Mi spiace che ora Michael Glatze ritenga che l'omosessualità sia un errore (lo dice qui), ed abbia attaccato Barack Obama per motivi razziali (uno dei casi in cui ha "sbraitato"), ma lo sbaglio più grosso lo fa chi lo ha riempito qui di sberleffi quando si è sposato e pronostica (per cominciare!) che la moglie di un ex-gay diventerà presto un'ex-moglie.

Mia moglie ed io abbiamo ricevuto questo genere di auguri per il nostro matrimonio, e la sfortuna l'hanno portata a chi ce li ha fatti, non a noi :-) Anche se noi ritenessimo Glatze ancora omosessuale (non lo crediamo: lui non cerca più relazioni intime con uomini), il suo matrimonio con Rebekah (auguri!) sarebbe un "matrimonio ad orientamento sessuale misto", un matrimonio difficile, non impossibile da far funzionare.

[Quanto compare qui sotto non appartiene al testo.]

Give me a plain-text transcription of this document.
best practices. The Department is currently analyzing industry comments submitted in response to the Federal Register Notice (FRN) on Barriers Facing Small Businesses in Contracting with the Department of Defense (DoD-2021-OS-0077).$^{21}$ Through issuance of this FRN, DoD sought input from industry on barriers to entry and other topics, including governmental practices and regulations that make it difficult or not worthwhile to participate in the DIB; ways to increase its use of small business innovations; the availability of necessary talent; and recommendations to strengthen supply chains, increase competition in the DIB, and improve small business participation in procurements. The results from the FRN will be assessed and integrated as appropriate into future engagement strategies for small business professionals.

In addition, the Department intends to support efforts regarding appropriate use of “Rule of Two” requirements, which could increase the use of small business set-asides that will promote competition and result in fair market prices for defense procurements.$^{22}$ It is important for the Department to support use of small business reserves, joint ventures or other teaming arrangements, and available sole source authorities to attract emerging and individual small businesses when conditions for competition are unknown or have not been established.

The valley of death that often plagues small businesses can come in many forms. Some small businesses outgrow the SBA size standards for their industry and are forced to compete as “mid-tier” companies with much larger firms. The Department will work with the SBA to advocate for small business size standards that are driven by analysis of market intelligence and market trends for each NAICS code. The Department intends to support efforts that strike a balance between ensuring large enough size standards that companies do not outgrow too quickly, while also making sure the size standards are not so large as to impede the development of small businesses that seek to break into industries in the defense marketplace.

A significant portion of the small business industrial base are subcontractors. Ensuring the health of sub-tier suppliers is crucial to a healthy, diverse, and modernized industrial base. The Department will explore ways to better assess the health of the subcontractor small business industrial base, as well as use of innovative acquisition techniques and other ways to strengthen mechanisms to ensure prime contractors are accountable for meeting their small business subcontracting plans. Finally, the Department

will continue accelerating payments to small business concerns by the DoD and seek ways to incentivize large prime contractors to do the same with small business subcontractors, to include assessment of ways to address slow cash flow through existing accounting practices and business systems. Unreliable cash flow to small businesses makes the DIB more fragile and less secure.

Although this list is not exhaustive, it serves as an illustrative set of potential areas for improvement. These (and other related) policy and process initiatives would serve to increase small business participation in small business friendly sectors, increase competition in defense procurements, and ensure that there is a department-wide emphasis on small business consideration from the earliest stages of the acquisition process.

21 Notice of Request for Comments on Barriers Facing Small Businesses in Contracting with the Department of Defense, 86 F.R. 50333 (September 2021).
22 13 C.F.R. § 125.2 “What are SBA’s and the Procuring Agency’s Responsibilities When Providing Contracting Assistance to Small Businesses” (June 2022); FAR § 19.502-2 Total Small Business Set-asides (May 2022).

Pronosticare il divorzio è prematuro (quante volte io e mia moglie avremmo dovuto lasciarci per dare soddisfazione ai cretini?); farlo sperando che la profezia si autoavveri è un torto che non si merita nessuno e che squalifica chi lo infligge. Il meno che gli si può rispondere è che chi fa queste cose si è già rassegnato a non sposarsi mai, e per questo non ha bisogno di dare il buon esempio, perché del cattivo esempio non pagherà mai il prezzo.

Quando il film verrà distribuito nelle sale, andremo a vederlo. Non è detto che ci piacerà (anche se il produttore Gus Van Sant e l'attore protagonista James Franco sono una garanzia), ma sicuramente impareremo qualcosa.